Program Highlights: GenAI, Agentic AI, RAG, POC planning, ROI, MLOps, LLMOps, governance, and team scaling.
Outcomes: Learners identify use cases, build roadmaps, assess investments, and connect implementation with business impact.
Why should you choose this course?
- The learning follows an initiative from idea to plan. The curriculum covers POCs, ROI, sourcing, roadmaps, and operationalization.
- Managers can work practically without a coding-first format. Projects and cases build decision-making around business applications.
4. AI Strategy Certificate – Cornell University
Cornell treats AI as a portfolio of organizational choices, applying generative and agentic systems to workflows, roles, and business models.
Delivery & Duration: Online, 2 months, with four two-week courses and 6 to 8 hours of weekly study.
Credentials: AI Strategy Certificate from Cornell University.
Program Highlights: GenAI, agentic systems, workflow redesign, organizational design, portfolio prioritization, and experimentation.
Outcomes: Learners produce workflow redesigns, an AI initiative portfolio, and plans for reducing risk through structured experiments.
Why should you choose this course?
- It makes prioritization explicit. Managers compare value, feasibility, risk, and organizational change before moving projects forward.
- Projects build toward execution. The work progresses from roles and workflows into business models and an initiative portfolio.
5. Leadership with AI – ISB Online
ISB Online combines AI strategy with GenAI and Agentic AI for senior professionals leading business transformation.
Delivery & Duration: Online, 20 weeks, requiring approximately 4 to 6 hours per week.
Credentials: Certificate of Completion with ISB Online Alumni Status for participants meeting program requirements.
Program Highlights: AI strategy, GenAI, Agentic AI, copilots, governance, case studies, live sessions, and a capstone.

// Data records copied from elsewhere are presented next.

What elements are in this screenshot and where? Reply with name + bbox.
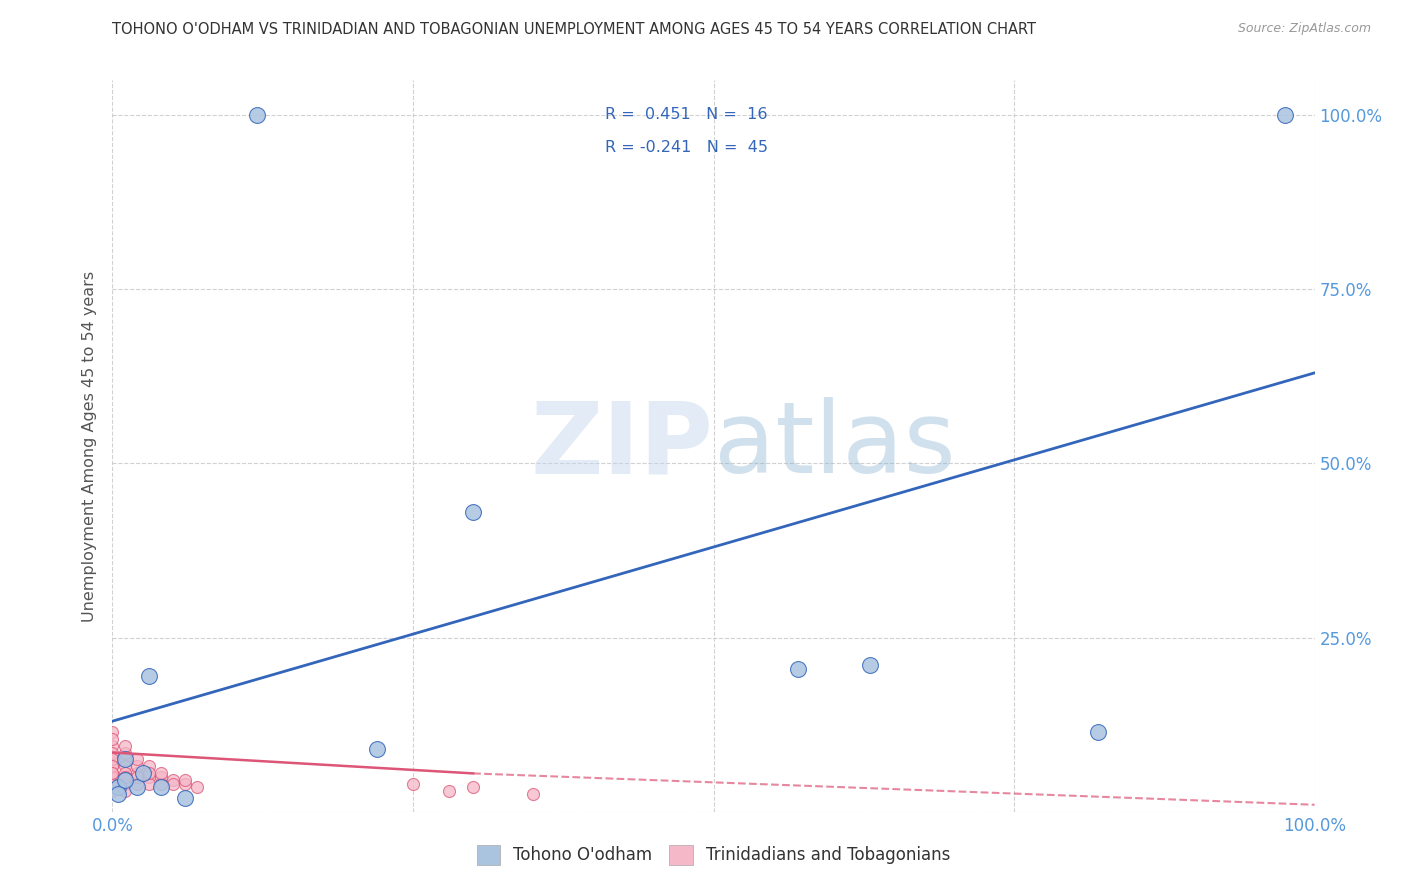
Text: TOHONO O'ODHAM VS TRINIDADIAN AND TOBAGONIAN UNEMPLOYMENT AMONG AGES 45 TO 54 YE: TOHONO O'ODHAM VS TRINIDADIAN AND TOBAGO… xyxy=(112,22,1036,37)
Point xyxy=(131,766,153,780)
Point xyxy=(138,766,160,780)
Point xyxy=(101,752,124,766)
Point xyxy=(101,746,124,760)
Point xyxy=(101,777,124,791)
Point xyxy=(101,752,124,766)
Point xyxy=(101,731,124,746)
Point xyxy=(173,790,195,805)
Point xyxy=(138,669,160,683)
Point xyxy=(125,759,148,773)
Point xyxy=(114,739,136,753)
Point xyxy=(125,752,148,766)
Point xyxy=(149,766,172,780)
Point xyxy=(522,787,544,801)
Point xyxy=(114,752,136,766)
Point xyxy=(162,777,184,791)
Point xyxy=(186,780,208,795)
Point xyxy=(101,770,124,784)
Point xyxy=(114,784,136,798)
Point xyxy=(114,770,136,784)
Point xyxy=(114,770,136,784)
Text: R =  0.451   N =  16: R = 0.451 N = 16 xyxy=(606,107,768,122)
Point xyxy=(107,787,129,801)
Point xyxy=(101,759,124,773)
Point xyxy=(101,766,124,780)
Point xyxy=(173,777,195,791)
Point xyxy=(173,773,195,788)
Point xyxy=(101,784,124,798)
Y-axis label: Unemployment Among Ages 45 to 54 years: Unemployment Among Ages 45 to 54 years xyxy=(82,270,97,622)
Point xyxy=(402,777,425,791)
Point xyxy=(125,766,148,780)
Point xyxy=(101,766,124,780)
Point xyxy=(461,505,484,519)
Point xyxy=(246,108,269,122)
Text: R = -0.241   N =  45: R = -0.241 N = 45 xyxy=(606,140,768,155)
Point xyxy=(114,759,136,773)
Point xyxy=(114,773,136,788)
Point xyxy=(125,770,148,784)
Point xyxy=(114,746,136,760)
Point xyxy=(101,777,124,791)
Point xyxy=(461,780,484,795)
Point xyxy=(101,739,124,753)
Point xyxy=(114,777,136,791)
Text: atlas: atlas xyxy=(713,398,955,494)
Point xyxy=(162,773,184,788)
Point xyxy=(1274,108,1296,122)
Point xyxy=(138,770,160,784)
Legend: Tohono O'odham, Trinidadians and Tobagonians: Tohono O'odham, Trinidadians and Tobagon… xyxy=(468,837,959,873)
Point xyxy=(1087,724,1109,739)
Point xyxy=(149,770,172,784)
Point xyxy=(138,759,160,773)
Point xyxy=(114,752,136,766)
Text: Source: ZipAtlas.com: Source: ZipAtlas.com xyxy=(1237,22,1371,36)
Point xyxy=(101,770,124,784)
Text: ZIP: ZIP xyxy=(530,398,713,494)
Point xyxy=(101,759,124,773)
Point xyxy=(138,777,160,791)
Point xyxy=(107,780,129,795)
Point xyxy=(437,784,460,798)
Point xyxy=(101,724,124,739)
Point xyxy=(125,780,148,795)
Point xyxy=(786,662,808,676)
Point xyxy=(149,780,172,795)
Point xyxy=(859,658,882,673)
Point xyxy=(125,777,148,791)
Point xyxy=(149,777,172,791)
Point xyxy=(114,766,136,780)
Point xyxy=(366,742,388,756)
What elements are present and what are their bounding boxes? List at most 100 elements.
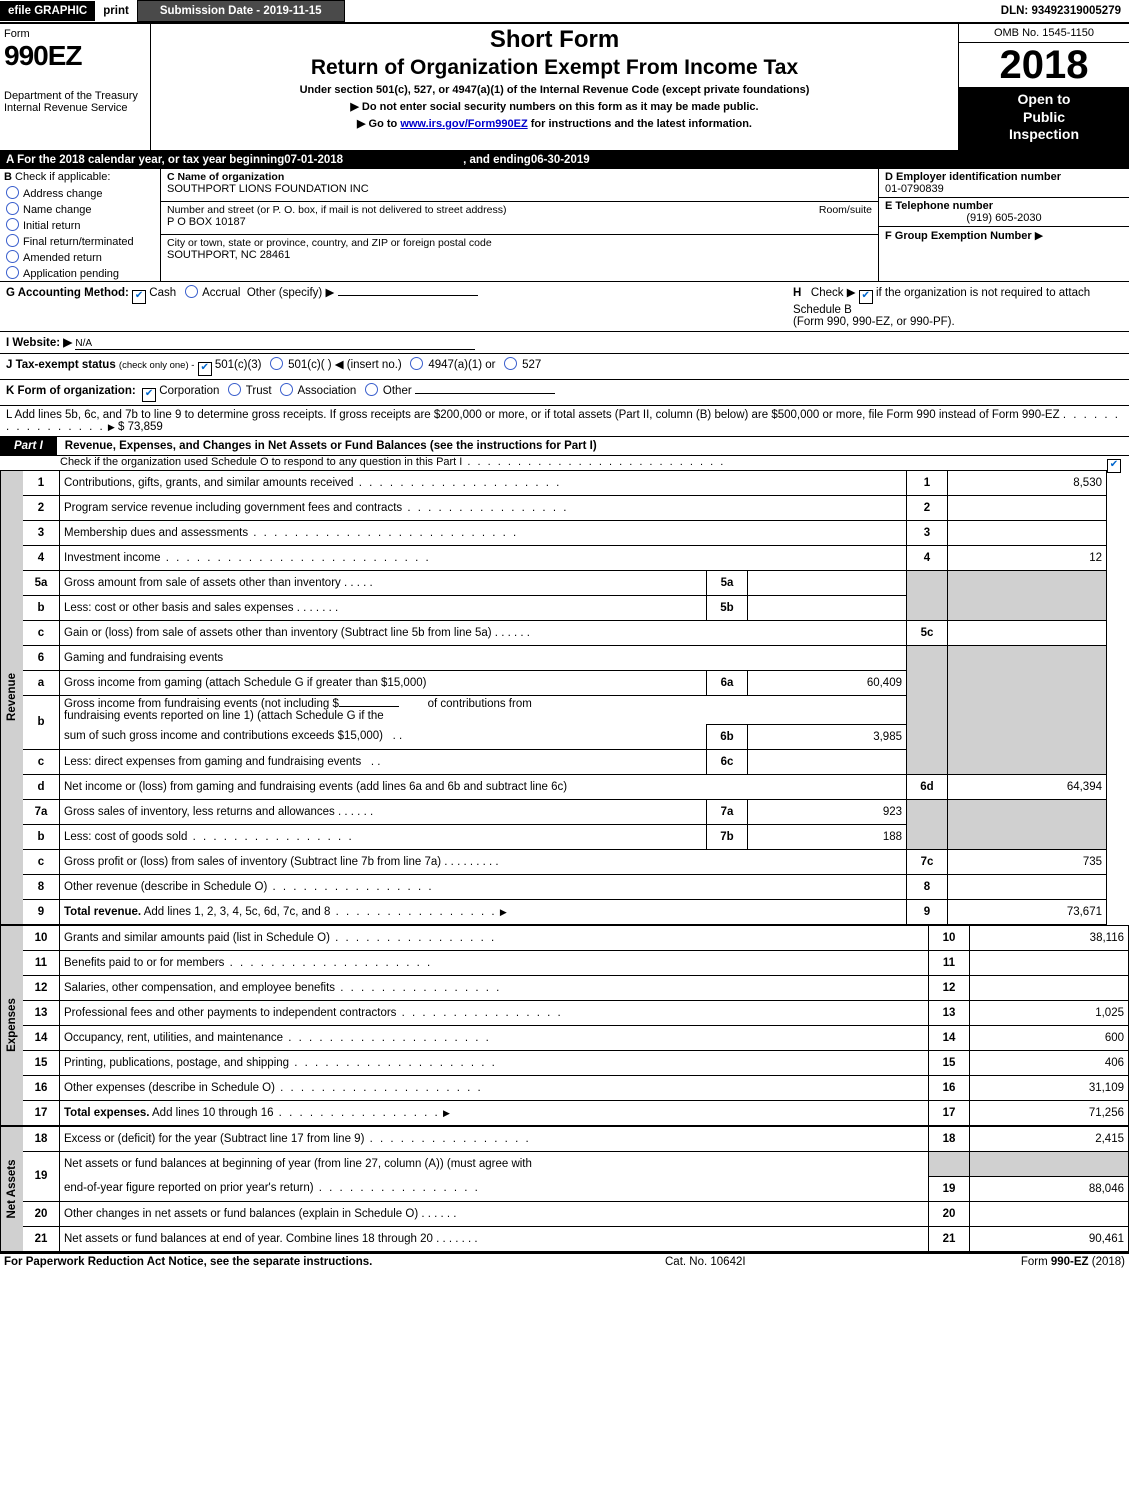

Outcomes: Participants strengthen their ability to select AI opportunities, use AI in functional decisions, plan adoption, and lead responsible change.
Why should you choose this course?
- GenAI and Agentic AI stay tied to leadership work. The emphasis is on application, not software development.
- Multiple applied formats reinforce the concepts. Cases, assignments, live sessions, and a capstone connect AI with business problems.
Conclusion
Useful AI initiatives start with a business constraint, not with a model searching for a use case. Managers need to connect the problem with data, workflow design, economics, governance, and measurable outcomes.
This is where AI for managers education is becoming more practical. GenAI knowledge now sits beside RAG, agents, portfolio thinking, and implementation discipline, helping leaders turn technical possibilities into initiatives that can be funded, governed, operated, and measured.